Über das Thema berichteten auch die Ö1-Journale, 2.8., 12:00 Uhr.

„Ich saß im Hubschrauber, und wir haben die Tiere in die Boma, ein trichterförmiges Dreieck, hineingetrieben, das letztlich auf einen Lkw führt. Die Tiere fahren dann mit dem Lkw rund 1.000 Kilometer und 30 Stunden lang in den Zinave-Nationalpark“, so Pabst. Der deutsche Unternehmer befindet sich gerade im Sitzungszimmer der Anlage rund um ein Lithium-Bergwerk im nahegelegenen Städtchen Bikita, als er mit science.ORF.at telefoniert.

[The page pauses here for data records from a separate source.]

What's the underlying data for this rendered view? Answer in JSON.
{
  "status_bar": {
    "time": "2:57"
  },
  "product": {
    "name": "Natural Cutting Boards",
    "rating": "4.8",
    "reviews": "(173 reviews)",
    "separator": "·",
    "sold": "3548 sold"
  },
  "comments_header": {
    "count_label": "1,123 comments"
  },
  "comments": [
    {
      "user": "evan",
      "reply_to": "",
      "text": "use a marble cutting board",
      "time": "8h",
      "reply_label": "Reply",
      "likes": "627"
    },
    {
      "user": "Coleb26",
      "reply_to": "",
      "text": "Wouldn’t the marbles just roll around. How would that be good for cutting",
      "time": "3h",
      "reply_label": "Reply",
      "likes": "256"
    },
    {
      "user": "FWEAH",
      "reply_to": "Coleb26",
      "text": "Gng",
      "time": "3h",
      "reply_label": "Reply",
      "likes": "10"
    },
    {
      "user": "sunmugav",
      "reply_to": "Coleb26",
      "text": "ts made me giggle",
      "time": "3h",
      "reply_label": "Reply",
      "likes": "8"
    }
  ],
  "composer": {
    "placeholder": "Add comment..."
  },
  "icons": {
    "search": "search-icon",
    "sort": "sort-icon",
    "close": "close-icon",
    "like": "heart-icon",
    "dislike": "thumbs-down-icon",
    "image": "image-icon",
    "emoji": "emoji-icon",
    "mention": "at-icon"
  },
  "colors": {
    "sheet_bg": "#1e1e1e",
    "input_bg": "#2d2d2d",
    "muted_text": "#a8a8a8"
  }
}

„Bei Elefanten geht die Übersiedlung nicht ohne Betäubung ab.“ Eine ganze Familienherde wird betäubt, Kräne hieven die mehrere Tonnen schweren Dickhäuter in Aufwachcontainer, aus denen sie in größere Übersiedlungscontainer gebracht werden und dann auf die Reise gehen. Für einen möglichst reibungslosen Ablauf sorgt ein Team aus 100 Wildhütern, Veterinärmedizinern, Ökologen, Lkw-Fahrern und Hubschrauber-Piloten.

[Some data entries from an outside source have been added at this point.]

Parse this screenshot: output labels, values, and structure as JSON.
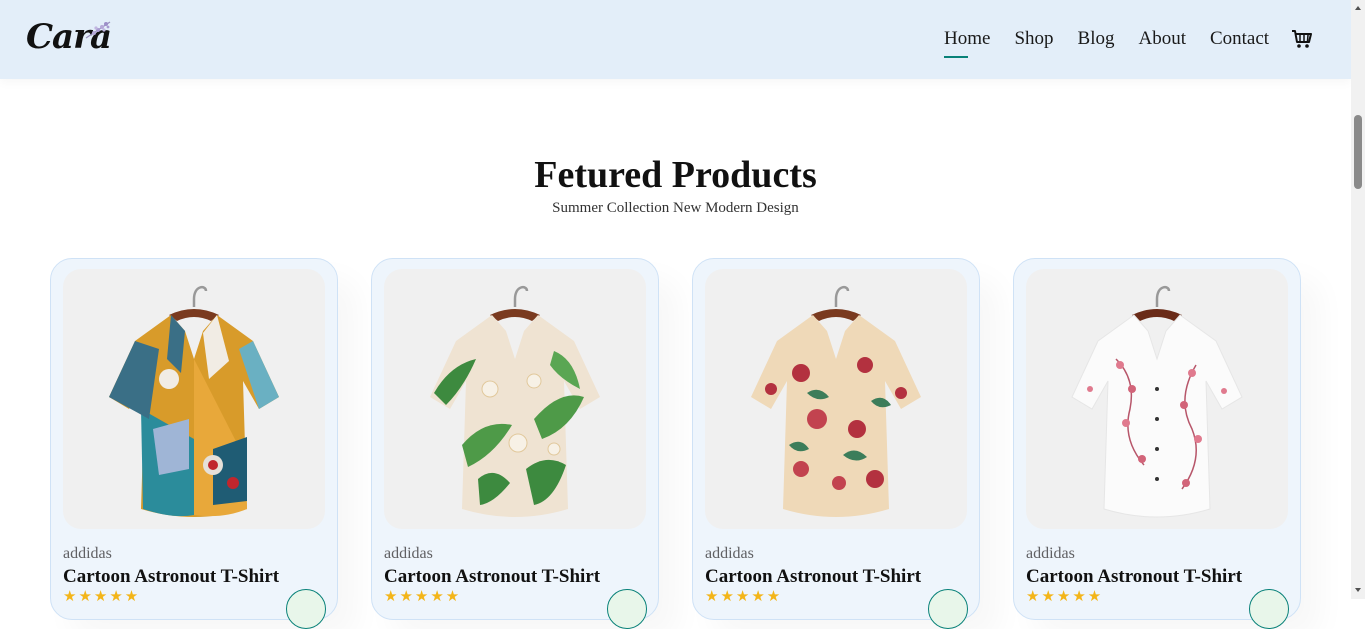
{
  "brand": {
    "logo_text": "Cara"
  },
  "nav": {
    "items": [
      {
        "label": "Home",
        "active": true
      },
      {
        "label": "Shop",
        "active": false
      },
      {
        "label": "Blog",
        "active": false
      },
      {
        "label": "About",
        "active": false
      },
      {
        "label": "Contact",
        "active": false
      }
    ],
    "cart_icon": "shopping-cart-icon"
  },
  "section": {
    "title": "Fetured Products",
    "subtitle": "Summer Collection New Modern Design"
  },
  "products": [
    {
      "brand": "addidas",
      "name": "Cartoon Astronout T-Shirt",
      "stars": "★★★★★",
      "rating": 5,
      "image": "multicolor-patterned-shirt"
    },
    {
      "brand": "addidas",
      "name": "Cartoon Astronout T-Shirt",
      "stars": "★★★★★",
      "rating": 5,
      "image": "tropical-leaf-shirt"
    },
    {
      "brand": "addidas",
      "name": "Cartoon Astronout T-Shirt",
      "stars": "★★★★★",
      "rating": 5,
      "image": "floral-rose-shirt"
    },
    {
      "brand": "addidas",
      "name": "Cartoon Astronout T-Shirt",
      "stars": "★★★★★",
      "rating": 5,
      "image": "white-blossom-shirt"
    }
  ],
  "colors": {
    "header_bg": "#e3eef9",
    "accent": "#088178",
    "star": "#f3b519",
    "card_bg": "#eef5fc"
  }
}
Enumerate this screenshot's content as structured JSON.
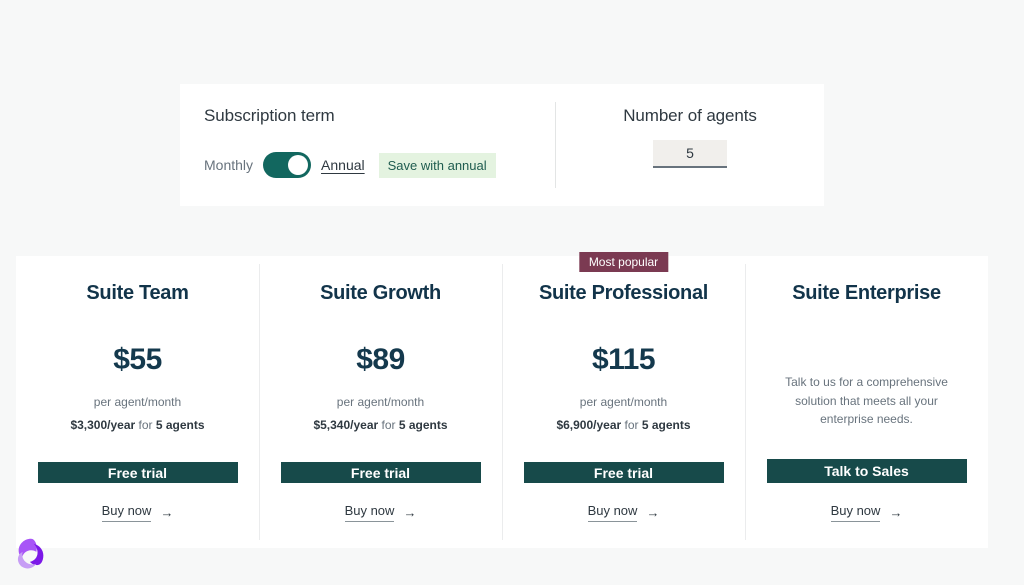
{
  "configurator": {
    "subscription_term": {
      "title": "Subscription term",
      "monthly_label": "Monthly",
      "annual_label": "Annual",
      "save_badge": "Save with annual",
      "selected": "Annual"
    },
    "agents": {
      "title": "Number of agents",
      "value": "5"
    }
  },
  "plans": [
    {
      "name": "Suite Team",
      "price": "$55",
      "per": "per agent/month",
      "year_amount": "$3,300/year",
      "year_mid": " for ",
      "year_agents": "5 agents",
      "cta": "Free trial",
      "buy_now": "Buy now",
      "arrow": "→"
    },
    {
      "name": "Suite Growth",
      "price": "$89",
      "per": "per agent/month",
      "year_amount": "$5,340/year",
      "year_mid": " for ",
      "year_agents": "5 agents",
      "cta": "Free trial",
      "buy_now": "Buy now",
      "arrow": "→"
    },
    {
      "name": "Suite Professional",
      "badge": "Most popular",
      "price": "$115",
      "per": "per agent/month",
      "year_amount": "$6,900/year",
      "year_mid": " for ",
      "year_agents": "5 agents",
      "cta": "Free trial",
      "buy_now": "Buy now",
      "arrow": "→"
    },
    {
      "name": "Suite Enterprise",
      "description": "Talk to us for a comprehensive solution that meets all your enterprise needs.",
      "cta": "Talk to Sales",
      "buy_now": "Buy now",
      "arrow": "→"
    }
  ],
  "colors": {
    "page_background": "#f7f8f8",
    "card_background": "#ffffff",
    "toggle_on": "#12675f",
    "cta_background": "#174a4a",
    "badge_popular": "#7b3a52",
    "save_badge_background": "#e4f3e0",
    "price_text": "#14394d"
  }
}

Boma, der traditionelle Trichter zum Eintreiben und Sammeln der Tiere, an deren spitzen Ende der Lkw als einziger "Fluchtweg" steht

Sango Wildlife

Der Trichter zum Eintreiben und Sammeln der Tiere

Tiere schützen und Tourismus entwickeln

Insgesamt 200.000 Säugetiere beherbergt das 6.000 Quadratkilometer große Sango-Naturschutzgebiet, das Wilfried Pabst mit Unterstützung der Regierung Simbabwes in den 90er Jahren gegründet hat. Darunter sind auch 20.000 bis 30.000 große Tiere, wie Pabst erzählt. „Von diesen hoffen wir jedes Jahr zehn Prozent abzuschöpfen und in den Zinave-Nationalpark in Mosambik zu übersiedeln.“

Drei Millionen Euro

Die Initiative „Re-Wild“ kostet rund drei Millionen Euro und wird von der in Südafrika beheimateten Peace Park Foundation (PPF) finanziert, die mit grenzüberschreitenden Schutzzonen Frieden im südlichen Afrika fördern soll. Die PPF wird u. a. von der deutschen Regierung unterstützt, Österreich ist nach Angaben von Pabst nicht an dem Programm beteiligt.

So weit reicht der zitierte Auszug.